Une phrase résume magnifiquement ce processus :
« L’enfant en toi n’a besoin que d’une chose : reste.
Reste quand je suis joyeux, triste ou effrayé. S’il te plaît, reste. »
Cette phrase parle de ces parties de nous, souvent très jeunes, qui ont vécu des émotions difficiles sans être accompagnées. Dans un environnement où la détresse était ignorée, ridiculisée ou trop lourde pour les adultes autour, l’enfant a dû se couper de ses sensations et de ses besoins pour survivre. Le corps, lui, a conservé les traces de cette adaptation. Guérir, c’est réapprendre à rester.
Dans le trauma complexe, le système nerveux a enregistré une vérité profonde : « Quand ça devient trop, je suis seul. » C’est pourquoi, aujourd’hui, face à une émotion intense, une réaction corporelle ou un sentiment de vulnérabilité, il est courant de ressentir un élan d’évitement, de contrôle ou de dissociation. C’est une vieille stratégie de survie.

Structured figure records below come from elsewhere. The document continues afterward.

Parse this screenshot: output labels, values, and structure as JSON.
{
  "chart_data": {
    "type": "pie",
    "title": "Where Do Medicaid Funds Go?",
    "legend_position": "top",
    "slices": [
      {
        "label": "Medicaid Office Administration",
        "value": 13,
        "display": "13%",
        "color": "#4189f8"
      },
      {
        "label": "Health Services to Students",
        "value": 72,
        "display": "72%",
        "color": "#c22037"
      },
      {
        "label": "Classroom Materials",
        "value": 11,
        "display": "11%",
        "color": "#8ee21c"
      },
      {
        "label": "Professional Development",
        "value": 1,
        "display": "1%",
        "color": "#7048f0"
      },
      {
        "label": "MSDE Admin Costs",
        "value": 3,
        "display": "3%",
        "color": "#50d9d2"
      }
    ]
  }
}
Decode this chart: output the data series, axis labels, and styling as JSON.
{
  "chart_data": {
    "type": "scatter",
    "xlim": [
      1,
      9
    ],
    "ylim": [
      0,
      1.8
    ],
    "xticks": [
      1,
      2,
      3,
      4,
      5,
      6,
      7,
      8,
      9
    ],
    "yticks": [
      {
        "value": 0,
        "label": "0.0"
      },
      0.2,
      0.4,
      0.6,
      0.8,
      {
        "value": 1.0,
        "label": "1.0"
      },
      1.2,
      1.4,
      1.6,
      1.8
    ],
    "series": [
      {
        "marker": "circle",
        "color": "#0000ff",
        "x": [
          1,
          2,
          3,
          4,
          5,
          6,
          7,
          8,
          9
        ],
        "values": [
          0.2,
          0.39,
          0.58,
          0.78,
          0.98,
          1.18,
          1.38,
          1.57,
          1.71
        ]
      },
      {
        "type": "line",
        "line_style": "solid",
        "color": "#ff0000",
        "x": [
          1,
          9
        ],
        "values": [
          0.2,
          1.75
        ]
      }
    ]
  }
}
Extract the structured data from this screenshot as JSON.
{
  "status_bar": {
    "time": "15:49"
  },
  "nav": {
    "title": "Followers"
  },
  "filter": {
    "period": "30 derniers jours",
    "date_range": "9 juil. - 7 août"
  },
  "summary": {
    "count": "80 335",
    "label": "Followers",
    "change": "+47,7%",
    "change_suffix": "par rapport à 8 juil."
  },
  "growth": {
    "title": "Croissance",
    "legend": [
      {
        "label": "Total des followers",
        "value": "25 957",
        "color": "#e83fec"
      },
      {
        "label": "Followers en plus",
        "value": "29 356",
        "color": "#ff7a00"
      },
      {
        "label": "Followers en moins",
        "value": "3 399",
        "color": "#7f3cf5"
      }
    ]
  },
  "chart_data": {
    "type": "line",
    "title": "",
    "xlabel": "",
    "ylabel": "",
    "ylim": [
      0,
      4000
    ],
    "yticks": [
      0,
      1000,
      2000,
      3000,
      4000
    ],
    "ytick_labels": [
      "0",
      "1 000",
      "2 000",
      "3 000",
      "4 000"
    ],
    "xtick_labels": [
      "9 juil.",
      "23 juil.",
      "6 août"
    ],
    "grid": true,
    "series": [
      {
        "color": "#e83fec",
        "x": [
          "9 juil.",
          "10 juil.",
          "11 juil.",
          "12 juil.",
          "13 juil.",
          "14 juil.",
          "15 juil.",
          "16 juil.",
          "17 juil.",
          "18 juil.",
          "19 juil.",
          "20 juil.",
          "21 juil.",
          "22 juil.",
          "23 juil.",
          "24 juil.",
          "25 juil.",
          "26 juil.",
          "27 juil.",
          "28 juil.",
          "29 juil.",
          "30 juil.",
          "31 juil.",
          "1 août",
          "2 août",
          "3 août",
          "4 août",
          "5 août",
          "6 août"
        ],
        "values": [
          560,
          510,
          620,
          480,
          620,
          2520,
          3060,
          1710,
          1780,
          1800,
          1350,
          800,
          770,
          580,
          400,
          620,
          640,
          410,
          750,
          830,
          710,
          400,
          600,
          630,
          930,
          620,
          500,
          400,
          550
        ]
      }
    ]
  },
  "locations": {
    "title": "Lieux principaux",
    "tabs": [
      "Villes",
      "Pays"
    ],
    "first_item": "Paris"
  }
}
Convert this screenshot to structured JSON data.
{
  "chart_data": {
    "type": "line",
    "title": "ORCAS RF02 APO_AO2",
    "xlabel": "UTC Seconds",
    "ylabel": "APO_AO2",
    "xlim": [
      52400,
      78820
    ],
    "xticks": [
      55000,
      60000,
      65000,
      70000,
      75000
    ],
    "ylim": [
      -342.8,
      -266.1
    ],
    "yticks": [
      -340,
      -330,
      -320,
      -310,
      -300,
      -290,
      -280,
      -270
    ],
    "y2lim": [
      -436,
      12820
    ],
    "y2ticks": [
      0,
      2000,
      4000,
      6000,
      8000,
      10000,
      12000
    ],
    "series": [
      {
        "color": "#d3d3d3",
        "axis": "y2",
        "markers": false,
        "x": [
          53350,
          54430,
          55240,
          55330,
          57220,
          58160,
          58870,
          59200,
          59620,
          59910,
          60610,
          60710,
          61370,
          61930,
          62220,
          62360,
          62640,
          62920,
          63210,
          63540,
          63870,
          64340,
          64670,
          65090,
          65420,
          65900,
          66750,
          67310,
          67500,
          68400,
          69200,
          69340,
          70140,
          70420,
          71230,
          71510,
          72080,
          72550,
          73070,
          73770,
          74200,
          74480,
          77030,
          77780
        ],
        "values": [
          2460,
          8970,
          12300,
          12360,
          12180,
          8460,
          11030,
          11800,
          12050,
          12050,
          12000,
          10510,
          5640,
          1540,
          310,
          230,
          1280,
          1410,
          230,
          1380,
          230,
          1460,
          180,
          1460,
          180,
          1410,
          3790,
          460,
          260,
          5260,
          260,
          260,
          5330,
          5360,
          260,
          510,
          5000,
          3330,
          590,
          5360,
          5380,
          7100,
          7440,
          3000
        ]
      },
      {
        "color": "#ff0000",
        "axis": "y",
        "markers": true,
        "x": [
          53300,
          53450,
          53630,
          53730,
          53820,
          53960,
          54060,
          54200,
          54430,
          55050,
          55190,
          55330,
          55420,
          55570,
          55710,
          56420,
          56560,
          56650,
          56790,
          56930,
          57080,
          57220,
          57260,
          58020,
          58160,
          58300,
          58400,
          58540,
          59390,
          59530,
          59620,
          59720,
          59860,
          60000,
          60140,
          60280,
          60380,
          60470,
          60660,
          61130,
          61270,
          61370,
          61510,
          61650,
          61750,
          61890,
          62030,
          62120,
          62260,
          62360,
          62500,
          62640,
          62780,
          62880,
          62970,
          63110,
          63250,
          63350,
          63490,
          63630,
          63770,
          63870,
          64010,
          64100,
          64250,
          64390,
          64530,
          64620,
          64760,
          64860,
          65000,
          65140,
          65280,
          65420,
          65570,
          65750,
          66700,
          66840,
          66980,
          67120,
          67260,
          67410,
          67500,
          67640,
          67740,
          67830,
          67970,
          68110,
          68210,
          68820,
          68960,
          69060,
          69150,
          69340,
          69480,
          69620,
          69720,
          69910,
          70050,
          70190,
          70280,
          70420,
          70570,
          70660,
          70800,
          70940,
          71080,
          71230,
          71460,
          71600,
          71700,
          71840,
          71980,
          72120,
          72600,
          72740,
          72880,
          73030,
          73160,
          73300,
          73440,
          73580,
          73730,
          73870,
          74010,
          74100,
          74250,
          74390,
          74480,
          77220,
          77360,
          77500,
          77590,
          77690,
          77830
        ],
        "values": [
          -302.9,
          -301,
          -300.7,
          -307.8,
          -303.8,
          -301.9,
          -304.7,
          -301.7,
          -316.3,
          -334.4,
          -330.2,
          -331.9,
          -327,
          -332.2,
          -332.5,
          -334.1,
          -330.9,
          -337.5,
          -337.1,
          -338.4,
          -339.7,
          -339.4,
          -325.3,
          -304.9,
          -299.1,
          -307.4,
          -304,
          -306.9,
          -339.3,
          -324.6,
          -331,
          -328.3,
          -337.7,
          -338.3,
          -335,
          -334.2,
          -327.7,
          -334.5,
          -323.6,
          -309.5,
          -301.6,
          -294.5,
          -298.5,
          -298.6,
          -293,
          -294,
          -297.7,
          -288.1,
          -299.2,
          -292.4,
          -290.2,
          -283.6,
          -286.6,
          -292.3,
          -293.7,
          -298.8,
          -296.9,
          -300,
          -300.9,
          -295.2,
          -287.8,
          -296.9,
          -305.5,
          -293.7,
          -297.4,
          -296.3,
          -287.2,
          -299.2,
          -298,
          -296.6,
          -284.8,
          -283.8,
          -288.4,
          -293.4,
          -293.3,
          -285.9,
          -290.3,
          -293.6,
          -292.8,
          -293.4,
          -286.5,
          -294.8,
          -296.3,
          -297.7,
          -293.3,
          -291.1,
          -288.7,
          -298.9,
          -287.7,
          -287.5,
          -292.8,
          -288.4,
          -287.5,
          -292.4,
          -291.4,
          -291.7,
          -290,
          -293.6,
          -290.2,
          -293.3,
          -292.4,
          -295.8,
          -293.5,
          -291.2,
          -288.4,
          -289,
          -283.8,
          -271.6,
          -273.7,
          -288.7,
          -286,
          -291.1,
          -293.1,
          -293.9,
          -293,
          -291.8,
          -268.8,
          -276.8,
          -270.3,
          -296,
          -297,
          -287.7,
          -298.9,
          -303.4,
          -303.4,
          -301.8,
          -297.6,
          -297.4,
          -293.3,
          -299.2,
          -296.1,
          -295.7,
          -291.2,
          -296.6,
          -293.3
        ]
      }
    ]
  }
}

La guérison consiste à réinscrire une nouvelle expérience :
« Quand quelque chose se réveille en moi, je peux rester présent(e). Je ne m’abandonne plus. » Ce mouvement est au cœur du réapprentissage de la sécurité interne. Les approches somatiques, notamment la méthode TRE, travaillent directement avec le système nerveux. Plutôt que d’essayer d’expliquer ou de rationaliser l’expérience, elles invitent à la ressentir dans un cadre sécurisant. Pendant une séance de TRE, les tremblements naturels du corps activent un mécanisme profond de décharge. Cette activation peut faire remonter des sensations ou des émotions anciennes. Le rôle de la personne n’est alors pas d’essayer de contrôler ou de comprendre ce qui émerge, mais plutôt de rester :
rester avec les tremblements,
rester avec la respiration,
rester avec la sensation qui se présente,
rester avec la vulnérabilité qui se montre.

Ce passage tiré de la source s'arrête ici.